Still, Live Nation takes every precaution to encourage individuals not to opt out. Frady says building trust through regular e-mail communications, establishing good relationships with Internet service providers and producing communications that are highly targeted and relevant to recipients’ interests are all essential to reducing database churn.
“Our opt-out rates are, we think, impressively low,” says Frady, another improvement stemming from the tighter targeting of e-mail content to customers’ interests and the contact frequency cap. With the launch of Live Nation’s online preference center, he anticipates an even greater ability to keep the churn rate under control.
The ‘Holy Grail’ of Database Marketing
Frady recommends marketers seeking to sing from the same songbook as Live Nation consider behavioral data as a way to refine their targeting. He believes that knowing something as simple as an individual’s musical tastes is an ideal way to understand what really makes customers tick.
“Behavioral data is sort of the holy grail of database marketing—to know what motivates somebody or what interests somebody is a real key indicator to telling how well your product is going to do,” he says. “So if you know that somebody is interested in rock music, that’s different than if they’re interested in classical music … And if you add a demographic layer on top of that, you get a pretty good indication of the life stage and lifestyle of a customer.”
Data from Live Nation’s customer file is available for list rental through Irvine, Calif.-based list and data firm Carney Direct Marketing. Postal addresses for Live Nation customers can be rented, though e-mail addresses cannot.

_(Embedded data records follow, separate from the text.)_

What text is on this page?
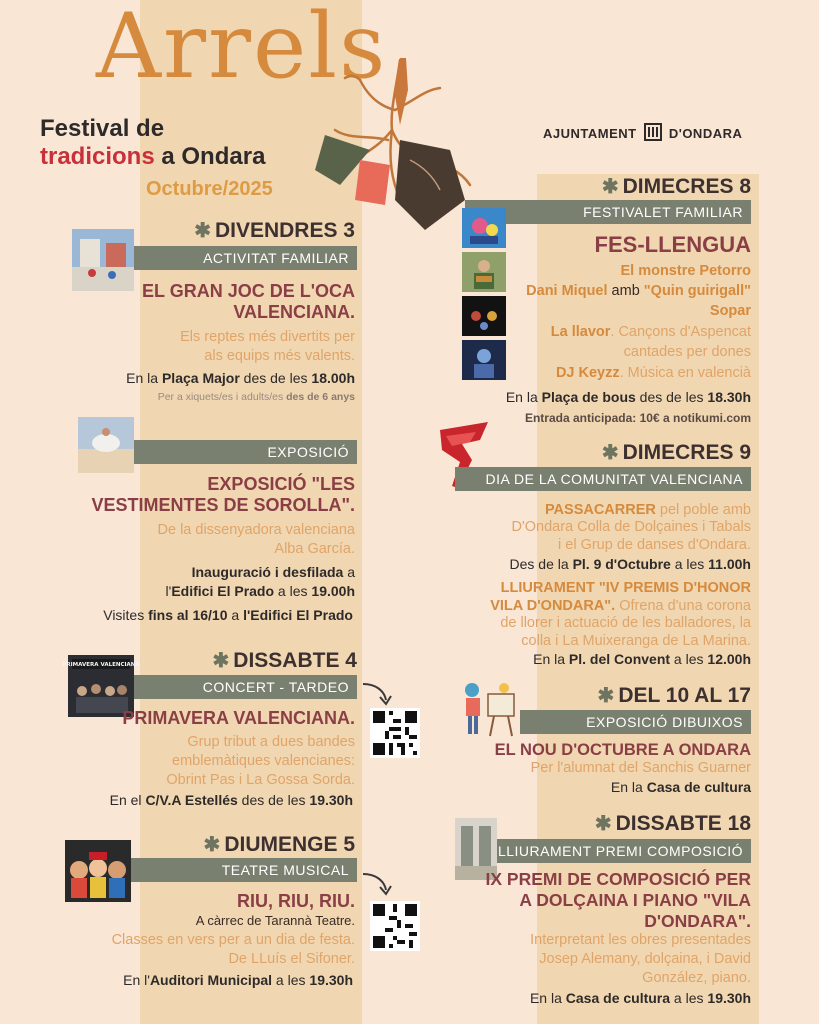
Arrels
Festival de
tradicions a Ondara
Octubre/2025
AJUNTAMENT D'ONDARA
✱ DIVENDRES 3
ACTIVITAT FAMILIAR
EL GRAN JOC DE L'OCA
VALENCIANA.
Els reptes més divertits per
als equips més valents.
En la Plaça Major des de les 18.00h
Per a xiquets/es i adults/es des de 6 anys
EXPOSICIÓ
EXPOSICIÓ "LES
VESTIMENTES DE SOROLLA".
De la dissenyadora valenciana
Alba García.
Inauguració i desfilada a
l'Edifici El Prado a les 19.00h
Visites fins al 16/10 a l'Edifici El Prado
✱ DISSABTE 4
CONCERT - TARDEO
PRIMAVERA VALENCIANA
PRIMAVERA VALENCIANA.
Grup tribut a dues bandes
emblemàtiques valencianes:
Obrint Pas i La Gossa Sorda.
En el C/V.A Estellés des de les 19.30h
✱ DIUMENGE 5
TEATRE MUSICAL
RIU, RIU, RIU.
A càrrec de Tarannà Teatre.
Classes en vers per a un dia de festa.
De LLuís el Sifoner.
En l'Auditori Municipal a les 19.30h
✱ DIMECRES 8
FESTIVALET FAMILIAR
FES-LLENGUA
El monstre Petorro
Dani Miquel amb "Quin guirigall"
Sopar
La llavor. Cançons d'Aspencat
cantades per dones
DJ Keyzz. Música en valencià
En la Plaça de bous des de les 18.30h
Entrada anticipada: 10€ a notikumi.com
✱ DIMECRES 9
DIA DE LA COMUNITAT VALENCIANA
PASSACARRER pel poble amb
D'Ondara Colla de Dolçaines i Tabals
i el Grup de danses d'Ondara.
Des de la Pl. 9 d'Octubre a les 11.00h
LLIURAMENT "IV PREMIS D'HONOR
VILA D'ONDARA". Ofrena d'una corona
de llorer i actuació de les balladores, la
colla i La Muixeranga de La Marina.
En la Pl. del Convent a les 12.00h
✱ DEL 10 AL 17
EXPOSICIÓ DIBUIXOS
EL NOU D'OCTUBRE A ONDARA
Per l'alumnat del Sanchis Guarner
En la Casa de cultura
✱ DISSABTE 18
LLIURAMENT PREMI COMPOSICIÓ
IX PREMI DE COMPOSICIÓ PER
A DOLÇAINA I PIANO "VILA
D'ONDARA".
Interpretant les obres presentades
Josep Alemany, dolçaina, i David
González, piano.
En la Casa de cultura a les 19.30h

Peter Carney, Carney Direct Marketing’s founder and CEO, describes the Live Nation file as a dynamic “transactional database” enhanced with demographic information. It includes—among other things—data about purchase frequency, purchase amounts and the categories of events and/or musical genres customers’ past purchases have encapsulated.
Carney says the file provides marketers with a great opportunity to make traditional direct mail work for online buyers. “The trick to this file, I believe, is approaching them offline and directing them online,” he advises.
In addition, Carney says the sheer quantity of 30-day hotline names available on the file is remarkable. “In a world of diminishing hotlines … it’s a growing hotline—one of the biggest that I’ve seen of online buyers.” Hotline names exceed a half million a month, representing some 1.5 million transactions.
This allows marketers to segment into the list to find the most responsive names for their offer and still generate adequate numbers for mailing, says Carney.
According to Frady, Live Nation’s customer database is an “untapped file,” largely because list rental is just a small part of what his department does. Highly targeted and service-oriented direct marketing is the real heart and soul of the business. And Frady is committed to keeping it that way.
“I cannot emphasize it enough. If we got [wind] of our customers complaining about [third-party marketing], we would pull the file,” he says. “I wouldn’t risk the relationship with the consumer.”
Amy Syracuse is a London-based freelance writer, who wrote the cover story on the Jewish National Fund’s viral marketing efforts for the August 2007 issue.